Evangile du jour

Publié le par CCIT

Evangile de Jésus-Christ selon saint Jean (2,1-11).

Il y avait un mariage à Cana en Galilée. La mère de Jésus était là.
Jésus aussi avait été invité au repas de noces avec ses disciples.
Or, on manqua de vin ; la mère de Jésus lui dit : « Ils n'ont pas de vin. »
Jésus lui répond : « Femme, que me veux-tu ? Mon heure n'est pas encore venue. »
Sa mère dit aux serviteurs : « Faites tout ce qu'il vous dira. »
Or, il y avait là six cuves de pierre pour les ablutions rituelles des Juifs ; chacune contenait environ cent litres.
Jésus dit aux serviteurs : « Remplissez d'eau les cuves. » Et ils les remplirent jusqu'au bord.
Il leur dit : « Maintenant, puisez, et portez-en au maître du repas. » Ils lui en portèrent.
Le maître du repas goûta l'eau changée en vin. Il ne savait pas d'où venait ce vin, mais les serviteurs le savaient, eux qui avaient puisé l'eau.
Alors le maître du repas interpelle le marié et lui dit : « Tout le monde sert le bon vin en premier, et, lorsque les gens ont bien bu, on apporte le moins bon. Mais toi, tu as gardé le bon vin jusqu'à maintenant. »
Tel fut le commencement des signes que Jésus accomplit. C'était à Cana en Galilée. Il manifesta sa gloire, et ses disciples crurent en lui.

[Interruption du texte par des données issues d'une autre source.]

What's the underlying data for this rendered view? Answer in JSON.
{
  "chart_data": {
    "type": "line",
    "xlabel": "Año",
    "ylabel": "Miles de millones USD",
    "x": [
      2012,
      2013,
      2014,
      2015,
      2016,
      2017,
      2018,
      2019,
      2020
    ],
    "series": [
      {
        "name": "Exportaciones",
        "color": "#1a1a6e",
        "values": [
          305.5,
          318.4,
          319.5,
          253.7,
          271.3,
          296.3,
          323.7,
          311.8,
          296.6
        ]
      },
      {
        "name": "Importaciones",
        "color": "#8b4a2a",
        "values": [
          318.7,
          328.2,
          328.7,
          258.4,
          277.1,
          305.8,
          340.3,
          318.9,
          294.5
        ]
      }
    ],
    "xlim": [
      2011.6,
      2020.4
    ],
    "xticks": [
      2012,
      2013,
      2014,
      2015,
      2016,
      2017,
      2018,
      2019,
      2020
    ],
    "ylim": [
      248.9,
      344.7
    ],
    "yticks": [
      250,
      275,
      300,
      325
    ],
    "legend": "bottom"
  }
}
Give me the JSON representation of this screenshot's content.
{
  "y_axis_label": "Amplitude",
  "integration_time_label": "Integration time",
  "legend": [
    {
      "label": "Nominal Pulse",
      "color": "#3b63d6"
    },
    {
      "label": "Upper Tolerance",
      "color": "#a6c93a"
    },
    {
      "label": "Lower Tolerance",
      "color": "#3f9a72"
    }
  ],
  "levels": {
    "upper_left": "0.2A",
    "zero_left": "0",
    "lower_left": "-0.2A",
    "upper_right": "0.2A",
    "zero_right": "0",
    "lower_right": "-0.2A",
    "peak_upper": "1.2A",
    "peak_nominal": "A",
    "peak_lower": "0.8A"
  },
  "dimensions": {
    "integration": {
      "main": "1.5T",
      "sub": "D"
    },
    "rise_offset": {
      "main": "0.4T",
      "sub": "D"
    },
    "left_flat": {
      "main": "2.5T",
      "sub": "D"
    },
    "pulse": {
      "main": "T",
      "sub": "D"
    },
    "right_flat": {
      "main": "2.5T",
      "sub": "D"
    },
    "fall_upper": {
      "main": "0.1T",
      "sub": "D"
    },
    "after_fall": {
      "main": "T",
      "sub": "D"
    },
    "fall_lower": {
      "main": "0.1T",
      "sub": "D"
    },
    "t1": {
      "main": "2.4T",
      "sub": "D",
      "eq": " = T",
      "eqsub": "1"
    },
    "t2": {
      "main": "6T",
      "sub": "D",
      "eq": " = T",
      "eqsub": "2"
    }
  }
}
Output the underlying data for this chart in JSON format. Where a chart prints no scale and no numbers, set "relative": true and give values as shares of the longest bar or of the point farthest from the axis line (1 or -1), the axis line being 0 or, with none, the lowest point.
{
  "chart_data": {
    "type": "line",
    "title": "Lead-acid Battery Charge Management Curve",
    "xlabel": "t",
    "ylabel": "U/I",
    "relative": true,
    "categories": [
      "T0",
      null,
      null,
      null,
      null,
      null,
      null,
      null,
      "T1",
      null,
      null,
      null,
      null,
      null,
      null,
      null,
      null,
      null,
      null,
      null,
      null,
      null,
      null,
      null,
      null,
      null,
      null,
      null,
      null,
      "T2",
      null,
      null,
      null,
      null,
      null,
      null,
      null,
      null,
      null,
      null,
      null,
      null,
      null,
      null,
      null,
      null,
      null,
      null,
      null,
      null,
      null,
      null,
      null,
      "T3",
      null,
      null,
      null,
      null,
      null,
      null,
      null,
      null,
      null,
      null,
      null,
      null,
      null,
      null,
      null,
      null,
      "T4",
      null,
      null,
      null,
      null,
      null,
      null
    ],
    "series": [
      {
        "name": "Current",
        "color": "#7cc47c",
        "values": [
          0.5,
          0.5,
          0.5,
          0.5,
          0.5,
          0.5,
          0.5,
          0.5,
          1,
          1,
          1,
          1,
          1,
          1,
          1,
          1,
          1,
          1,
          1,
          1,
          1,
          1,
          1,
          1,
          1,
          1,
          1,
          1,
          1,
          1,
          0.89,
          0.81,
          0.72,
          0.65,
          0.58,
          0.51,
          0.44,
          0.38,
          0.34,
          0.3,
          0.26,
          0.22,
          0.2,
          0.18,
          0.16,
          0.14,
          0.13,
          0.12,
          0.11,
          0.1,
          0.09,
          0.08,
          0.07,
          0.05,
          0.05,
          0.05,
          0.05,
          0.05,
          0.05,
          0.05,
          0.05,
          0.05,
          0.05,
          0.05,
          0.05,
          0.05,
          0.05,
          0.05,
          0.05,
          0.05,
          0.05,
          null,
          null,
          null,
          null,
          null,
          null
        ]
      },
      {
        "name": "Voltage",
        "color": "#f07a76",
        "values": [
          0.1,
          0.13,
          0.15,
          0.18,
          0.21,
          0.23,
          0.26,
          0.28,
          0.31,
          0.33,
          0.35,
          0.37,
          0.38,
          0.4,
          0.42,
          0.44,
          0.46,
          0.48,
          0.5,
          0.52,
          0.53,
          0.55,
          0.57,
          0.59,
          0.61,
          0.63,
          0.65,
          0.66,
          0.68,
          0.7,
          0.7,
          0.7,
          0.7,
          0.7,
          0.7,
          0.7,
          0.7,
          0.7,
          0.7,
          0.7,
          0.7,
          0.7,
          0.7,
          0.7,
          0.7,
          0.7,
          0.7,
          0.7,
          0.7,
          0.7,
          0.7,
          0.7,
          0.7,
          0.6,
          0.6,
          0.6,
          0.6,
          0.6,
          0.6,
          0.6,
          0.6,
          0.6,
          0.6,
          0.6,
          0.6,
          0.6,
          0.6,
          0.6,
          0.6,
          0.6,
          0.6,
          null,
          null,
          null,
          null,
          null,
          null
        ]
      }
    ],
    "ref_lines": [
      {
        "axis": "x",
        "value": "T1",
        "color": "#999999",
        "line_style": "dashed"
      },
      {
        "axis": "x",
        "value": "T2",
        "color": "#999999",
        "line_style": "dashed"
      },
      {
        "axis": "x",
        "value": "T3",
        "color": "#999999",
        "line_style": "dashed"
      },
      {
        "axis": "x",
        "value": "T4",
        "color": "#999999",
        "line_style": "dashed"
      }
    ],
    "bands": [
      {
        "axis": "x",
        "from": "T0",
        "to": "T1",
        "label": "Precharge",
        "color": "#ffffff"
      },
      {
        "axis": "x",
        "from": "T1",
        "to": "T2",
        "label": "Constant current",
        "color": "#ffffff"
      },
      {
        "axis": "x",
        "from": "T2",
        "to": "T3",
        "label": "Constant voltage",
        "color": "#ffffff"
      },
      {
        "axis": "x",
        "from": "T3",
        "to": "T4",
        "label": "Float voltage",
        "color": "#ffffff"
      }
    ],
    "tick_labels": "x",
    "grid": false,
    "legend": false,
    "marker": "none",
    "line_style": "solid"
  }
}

Commentaire de Saint Romanos le Mélode (?-v. 560), compositeur d'hymnes

http://img22.xooimage.com/files/1/6/3/romanos-le-m-lode-fa448c.jpg      Alors que le Christ assistait aux noces et que la foule des convives se régalait, le vin leur manqua, et leur joie se changea en chagrin... Voyant cela, la très pure Marie vint aussitôt dire à son fils : « Ils n'ont plus de vin ; alors, je t'en prie, mon enfant, montre que tu peux tout, toi qui as tout créé avec sagesse. »

      S'il te plaît, Vierge vénérable, d'après quels miracles de lui as-tu su que ton fils, sans avoir vendangé de raisin, pouvait accorder le vin, alors qu'il n'avait pas encore fait de miracles auparavant ? Apprends-nous...comment tu as dit à ton fils : « Donne-leur du vin, toi qui as tout créé avec sagesse. »

      « J'ai vu moi-même Elisabeth m'appeler Mère de Dieu avant l'enfantement ; après l'enfantement Syméon m'a chantée, Anne m'a célébrée ; les mages sont accourus de la Perse à la crèche, car une étoile annonçait d'avance cet enfantement ; les bergers avec les anges se faisaient hérauts de la joie, et la création se réjouissait avec eux. Que pourrais-je aller chercher de plus grand que ces miracles, pour croire sur leur foi que mon fils est celui qui a tout créé avec sagesse ? »...

      Quand le Christ changea manifestement l'eau en vin par sa puissance, toute la foule se réjouit, trouvant admirable le goût de ce vin. Aujourd'hui, c'est au banquet de l'Eglise que nous nous asseyons tous, car le vin est changé en sang du Christ, et nous le buvons tous avec une allégresse sainte, glorifiant le grand Epoux. Car l'Epoux véritable, c'est le fils de Marie, le Verbe qui est de toute éternité, qui a pris la forme d'un esclave, et qui a tout créé avec sagesse.

      Très-Haut, saint, sauveur de tous, garde sans altération le vin qui est en nous puisque tu présides à tout. Chasse en nous toute perversité, toutes les pensées mauvaises qui mouillent ton vin très saint... Par les prières de la sainte Vierge Mère de Dieu, délivre-nous, de l'angoisse des péchés qui nous oppressent, Dieu miséricordieux, toi qui as tout créé avec sagesse.